Context
An experiment in agronomy whose aim is to investigate the possible effect of a treatment, with 13 possible levels, on the height of trees.
Model
$ Y_{ijk} = \mu_{\cdot \cdot \cdot} + \alpha_{i} + \beta_{j} + \gamma_{k(j)} + (\alpha \beta)_{ij} + \epsilon_{ijk} $
- $Y_{ijk}$ is the response for the tree lying in the $k$th row of the $j$th bloc when it has received the $i$th treatment,
- $\mu_{\cdot \cdot \cdot}$ is an overall constant,
- $\alpha_{i}$ are the fixed treatment effects,
- $\beta_{j}$ are the random bloc effects,
- $\gamma_{k(j)}$ are the random row (nested within bloc) effects,
- $(\alpha \beta)_{ij}$ are the random treatment-bloc interaction effects,
- $\epsilon_{ijk}$ are random error terms.
Two important features
There is a lot of heterogeneity in response within each treatment.
The interaction $(\alpha \gamma)_{ik(j)}$ cannot be estimated because there is no replicate.
Partial results
The residual variance is much much higher than the variances of the different random effects. As a consequence, a much simpler model without random effect is selected based on the AIC.

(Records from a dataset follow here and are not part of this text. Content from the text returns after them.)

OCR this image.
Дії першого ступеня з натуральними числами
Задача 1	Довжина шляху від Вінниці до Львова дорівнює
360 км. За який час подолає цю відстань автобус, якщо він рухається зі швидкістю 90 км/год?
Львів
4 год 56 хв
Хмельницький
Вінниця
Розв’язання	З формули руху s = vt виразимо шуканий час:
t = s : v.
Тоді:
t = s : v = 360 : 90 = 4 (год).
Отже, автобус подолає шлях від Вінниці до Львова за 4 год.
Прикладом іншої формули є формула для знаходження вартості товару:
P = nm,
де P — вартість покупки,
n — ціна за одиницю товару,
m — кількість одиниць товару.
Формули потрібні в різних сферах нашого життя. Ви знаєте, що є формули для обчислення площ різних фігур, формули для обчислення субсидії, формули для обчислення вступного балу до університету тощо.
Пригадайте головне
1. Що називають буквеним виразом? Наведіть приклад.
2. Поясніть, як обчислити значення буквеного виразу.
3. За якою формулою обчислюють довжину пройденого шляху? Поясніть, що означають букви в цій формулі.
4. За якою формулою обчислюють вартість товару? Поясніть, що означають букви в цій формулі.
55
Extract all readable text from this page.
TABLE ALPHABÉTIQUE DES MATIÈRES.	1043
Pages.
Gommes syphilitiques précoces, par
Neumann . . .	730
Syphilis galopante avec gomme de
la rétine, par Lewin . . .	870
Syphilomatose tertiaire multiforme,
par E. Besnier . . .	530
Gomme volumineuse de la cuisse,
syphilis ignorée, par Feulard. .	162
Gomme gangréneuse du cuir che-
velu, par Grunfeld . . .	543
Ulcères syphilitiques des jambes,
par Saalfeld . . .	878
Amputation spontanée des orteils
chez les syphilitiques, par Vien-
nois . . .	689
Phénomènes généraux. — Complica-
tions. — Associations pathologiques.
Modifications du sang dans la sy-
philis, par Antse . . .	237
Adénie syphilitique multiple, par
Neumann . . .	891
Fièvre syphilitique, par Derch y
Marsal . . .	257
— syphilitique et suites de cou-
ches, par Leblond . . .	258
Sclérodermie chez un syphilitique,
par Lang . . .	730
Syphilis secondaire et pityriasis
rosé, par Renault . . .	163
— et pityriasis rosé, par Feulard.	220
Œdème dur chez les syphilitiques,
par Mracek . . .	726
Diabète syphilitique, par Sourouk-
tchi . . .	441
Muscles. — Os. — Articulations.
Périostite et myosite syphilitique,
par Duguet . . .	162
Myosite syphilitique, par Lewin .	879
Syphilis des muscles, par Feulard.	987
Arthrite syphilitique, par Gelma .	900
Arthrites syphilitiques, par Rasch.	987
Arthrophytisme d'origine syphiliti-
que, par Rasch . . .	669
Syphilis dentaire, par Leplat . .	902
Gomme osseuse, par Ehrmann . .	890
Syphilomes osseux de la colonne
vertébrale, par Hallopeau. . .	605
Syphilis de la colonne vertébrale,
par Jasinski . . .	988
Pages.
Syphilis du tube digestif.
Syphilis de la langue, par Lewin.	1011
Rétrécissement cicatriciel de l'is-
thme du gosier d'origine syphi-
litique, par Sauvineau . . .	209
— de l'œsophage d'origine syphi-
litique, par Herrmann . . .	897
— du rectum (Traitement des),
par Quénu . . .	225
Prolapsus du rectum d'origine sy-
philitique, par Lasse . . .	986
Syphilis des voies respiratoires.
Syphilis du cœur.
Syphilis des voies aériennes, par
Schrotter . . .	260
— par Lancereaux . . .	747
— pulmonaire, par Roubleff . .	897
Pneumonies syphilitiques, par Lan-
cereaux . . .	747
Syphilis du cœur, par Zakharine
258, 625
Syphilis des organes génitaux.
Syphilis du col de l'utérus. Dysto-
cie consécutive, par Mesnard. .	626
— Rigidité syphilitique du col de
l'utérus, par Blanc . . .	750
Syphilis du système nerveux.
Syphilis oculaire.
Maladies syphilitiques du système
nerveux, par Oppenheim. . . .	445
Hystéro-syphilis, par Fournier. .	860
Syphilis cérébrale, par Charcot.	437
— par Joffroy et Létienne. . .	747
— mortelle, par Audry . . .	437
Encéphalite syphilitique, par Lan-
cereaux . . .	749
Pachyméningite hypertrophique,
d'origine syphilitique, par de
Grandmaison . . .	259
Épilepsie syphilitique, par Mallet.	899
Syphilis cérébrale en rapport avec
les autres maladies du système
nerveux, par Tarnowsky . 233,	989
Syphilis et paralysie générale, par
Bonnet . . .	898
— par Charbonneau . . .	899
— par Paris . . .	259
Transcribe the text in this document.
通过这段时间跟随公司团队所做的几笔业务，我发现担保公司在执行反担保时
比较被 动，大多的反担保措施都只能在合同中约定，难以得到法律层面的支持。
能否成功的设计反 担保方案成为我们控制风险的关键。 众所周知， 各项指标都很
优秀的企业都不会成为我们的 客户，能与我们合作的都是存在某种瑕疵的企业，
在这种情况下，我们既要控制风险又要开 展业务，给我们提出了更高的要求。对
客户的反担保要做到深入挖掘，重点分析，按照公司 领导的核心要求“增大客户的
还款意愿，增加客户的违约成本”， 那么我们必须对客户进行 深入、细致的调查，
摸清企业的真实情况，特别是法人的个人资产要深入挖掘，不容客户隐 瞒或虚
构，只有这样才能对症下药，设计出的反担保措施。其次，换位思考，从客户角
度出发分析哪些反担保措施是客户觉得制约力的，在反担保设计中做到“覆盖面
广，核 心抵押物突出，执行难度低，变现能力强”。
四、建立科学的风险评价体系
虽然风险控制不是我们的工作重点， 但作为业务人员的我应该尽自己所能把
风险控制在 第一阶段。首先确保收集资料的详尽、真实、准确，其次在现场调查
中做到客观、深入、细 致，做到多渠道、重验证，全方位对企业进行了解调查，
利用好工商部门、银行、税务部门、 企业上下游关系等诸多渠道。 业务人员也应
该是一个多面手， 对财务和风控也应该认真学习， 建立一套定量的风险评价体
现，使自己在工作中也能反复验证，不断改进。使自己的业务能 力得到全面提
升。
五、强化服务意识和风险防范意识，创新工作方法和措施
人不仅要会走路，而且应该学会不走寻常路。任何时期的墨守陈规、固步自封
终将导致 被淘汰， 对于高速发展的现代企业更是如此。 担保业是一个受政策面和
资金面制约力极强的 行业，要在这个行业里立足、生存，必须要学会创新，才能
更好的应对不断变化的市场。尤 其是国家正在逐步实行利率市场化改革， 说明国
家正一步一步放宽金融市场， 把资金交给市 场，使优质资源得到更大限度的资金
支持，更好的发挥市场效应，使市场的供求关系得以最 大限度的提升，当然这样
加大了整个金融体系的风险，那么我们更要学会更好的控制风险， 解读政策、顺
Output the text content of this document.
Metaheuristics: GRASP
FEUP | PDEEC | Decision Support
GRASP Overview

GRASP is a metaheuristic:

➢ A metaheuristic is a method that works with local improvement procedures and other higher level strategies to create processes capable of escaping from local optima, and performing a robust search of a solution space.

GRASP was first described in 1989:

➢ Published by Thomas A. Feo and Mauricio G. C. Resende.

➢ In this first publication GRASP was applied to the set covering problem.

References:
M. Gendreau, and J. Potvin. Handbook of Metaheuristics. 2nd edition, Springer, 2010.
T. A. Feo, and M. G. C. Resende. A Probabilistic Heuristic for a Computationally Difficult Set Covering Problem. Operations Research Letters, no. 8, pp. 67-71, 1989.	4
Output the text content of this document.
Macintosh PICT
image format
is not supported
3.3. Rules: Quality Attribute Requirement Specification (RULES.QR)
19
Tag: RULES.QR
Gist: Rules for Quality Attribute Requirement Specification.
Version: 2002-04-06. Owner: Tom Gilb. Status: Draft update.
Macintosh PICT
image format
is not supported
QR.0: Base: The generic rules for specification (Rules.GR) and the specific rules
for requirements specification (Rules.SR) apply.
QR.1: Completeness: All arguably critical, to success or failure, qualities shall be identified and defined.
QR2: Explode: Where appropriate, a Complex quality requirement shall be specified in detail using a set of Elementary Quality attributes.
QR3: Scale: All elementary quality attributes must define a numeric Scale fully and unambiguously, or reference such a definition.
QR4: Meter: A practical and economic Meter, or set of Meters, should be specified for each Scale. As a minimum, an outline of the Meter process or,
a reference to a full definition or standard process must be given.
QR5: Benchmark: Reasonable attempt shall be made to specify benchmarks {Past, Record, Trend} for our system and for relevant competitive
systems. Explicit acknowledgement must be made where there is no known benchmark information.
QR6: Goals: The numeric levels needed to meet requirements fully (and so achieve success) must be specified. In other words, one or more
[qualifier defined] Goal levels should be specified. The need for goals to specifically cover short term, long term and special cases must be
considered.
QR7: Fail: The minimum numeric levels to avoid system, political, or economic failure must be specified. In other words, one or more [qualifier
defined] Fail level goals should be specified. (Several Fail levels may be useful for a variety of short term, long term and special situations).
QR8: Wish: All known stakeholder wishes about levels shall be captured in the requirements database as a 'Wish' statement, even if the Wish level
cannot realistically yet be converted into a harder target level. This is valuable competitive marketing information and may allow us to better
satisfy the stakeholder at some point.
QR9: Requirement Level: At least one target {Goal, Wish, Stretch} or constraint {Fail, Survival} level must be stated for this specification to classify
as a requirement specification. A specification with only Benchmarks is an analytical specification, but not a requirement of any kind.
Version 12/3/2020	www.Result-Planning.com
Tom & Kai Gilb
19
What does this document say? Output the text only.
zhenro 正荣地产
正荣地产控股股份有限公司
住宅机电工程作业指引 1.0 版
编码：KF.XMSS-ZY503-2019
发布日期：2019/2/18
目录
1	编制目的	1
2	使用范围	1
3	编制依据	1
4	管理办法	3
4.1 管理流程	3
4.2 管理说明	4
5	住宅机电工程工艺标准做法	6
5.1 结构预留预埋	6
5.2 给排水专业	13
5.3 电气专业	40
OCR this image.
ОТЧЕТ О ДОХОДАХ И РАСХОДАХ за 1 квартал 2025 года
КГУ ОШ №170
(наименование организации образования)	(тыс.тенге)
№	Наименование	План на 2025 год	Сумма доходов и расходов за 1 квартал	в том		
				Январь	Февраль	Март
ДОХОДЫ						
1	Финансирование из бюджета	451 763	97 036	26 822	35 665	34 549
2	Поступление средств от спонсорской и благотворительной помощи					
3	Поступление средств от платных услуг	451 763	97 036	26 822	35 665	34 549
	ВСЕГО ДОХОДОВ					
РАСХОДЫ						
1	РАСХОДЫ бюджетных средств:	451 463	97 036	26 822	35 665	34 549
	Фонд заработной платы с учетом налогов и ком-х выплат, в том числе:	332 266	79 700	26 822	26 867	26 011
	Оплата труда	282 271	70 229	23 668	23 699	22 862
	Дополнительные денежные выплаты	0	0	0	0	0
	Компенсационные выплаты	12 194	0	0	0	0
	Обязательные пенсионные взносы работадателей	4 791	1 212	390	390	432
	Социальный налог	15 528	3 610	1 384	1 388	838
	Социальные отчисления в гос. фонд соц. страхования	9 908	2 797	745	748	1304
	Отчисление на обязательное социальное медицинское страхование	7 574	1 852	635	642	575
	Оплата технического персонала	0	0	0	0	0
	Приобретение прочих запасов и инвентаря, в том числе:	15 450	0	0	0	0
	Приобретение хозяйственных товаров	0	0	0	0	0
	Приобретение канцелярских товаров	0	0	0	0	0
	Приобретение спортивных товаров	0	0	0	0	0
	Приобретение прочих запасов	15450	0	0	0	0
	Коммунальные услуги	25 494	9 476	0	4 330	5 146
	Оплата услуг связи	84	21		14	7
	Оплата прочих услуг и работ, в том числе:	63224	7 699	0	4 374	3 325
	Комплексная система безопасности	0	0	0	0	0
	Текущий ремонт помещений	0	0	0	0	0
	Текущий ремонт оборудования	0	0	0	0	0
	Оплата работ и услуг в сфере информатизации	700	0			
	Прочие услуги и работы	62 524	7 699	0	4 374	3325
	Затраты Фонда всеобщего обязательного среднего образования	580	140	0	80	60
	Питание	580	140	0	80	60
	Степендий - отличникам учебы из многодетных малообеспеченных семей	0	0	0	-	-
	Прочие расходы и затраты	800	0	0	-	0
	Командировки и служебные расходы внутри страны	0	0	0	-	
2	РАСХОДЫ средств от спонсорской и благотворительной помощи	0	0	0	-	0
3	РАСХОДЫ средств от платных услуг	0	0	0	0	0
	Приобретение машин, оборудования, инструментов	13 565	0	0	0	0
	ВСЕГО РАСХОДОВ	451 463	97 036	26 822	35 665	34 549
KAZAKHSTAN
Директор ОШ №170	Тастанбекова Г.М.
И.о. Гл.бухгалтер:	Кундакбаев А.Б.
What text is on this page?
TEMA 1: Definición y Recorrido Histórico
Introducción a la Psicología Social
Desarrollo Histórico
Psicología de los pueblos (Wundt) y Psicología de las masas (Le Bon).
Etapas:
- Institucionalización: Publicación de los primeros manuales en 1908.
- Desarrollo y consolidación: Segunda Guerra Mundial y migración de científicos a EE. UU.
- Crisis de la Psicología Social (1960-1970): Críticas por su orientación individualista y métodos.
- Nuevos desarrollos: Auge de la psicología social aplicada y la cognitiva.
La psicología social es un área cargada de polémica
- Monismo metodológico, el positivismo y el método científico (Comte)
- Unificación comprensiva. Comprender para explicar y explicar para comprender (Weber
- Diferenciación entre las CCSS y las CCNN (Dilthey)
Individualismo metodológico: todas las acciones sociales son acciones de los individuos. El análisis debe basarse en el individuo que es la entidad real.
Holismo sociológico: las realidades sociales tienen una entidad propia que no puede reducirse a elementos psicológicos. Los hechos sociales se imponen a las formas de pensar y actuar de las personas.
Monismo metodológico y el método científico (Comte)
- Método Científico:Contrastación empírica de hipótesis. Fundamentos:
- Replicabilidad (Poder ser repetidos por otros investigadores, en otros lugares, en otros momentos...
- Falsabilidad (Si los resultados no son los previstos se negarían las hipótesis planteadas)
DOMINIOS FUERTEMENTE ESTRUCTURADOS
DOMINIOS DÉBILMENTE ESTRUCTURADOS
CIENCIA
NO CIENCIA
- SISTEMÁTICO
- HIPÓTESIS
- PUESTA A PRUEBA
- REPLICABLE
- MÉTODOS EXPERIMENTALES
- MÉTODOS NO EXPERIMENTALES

EDIT relative to Nick Sabbe's comment: The simpler model I am talking about is
$Y_{ijk} = \mu_{\cdot \cdot \cdot} + \alpha_{i} + \epsilon_{ijk} $
Question
My interpretation is that the residual variance actually contains two parts: the residual variance itself, and the interaction that cannot be estimated. Now, intuitively, I think that that interaction cannot be simply ignored. Hence, I would not compare my model with a simpler model without random effect. Do you agree with that?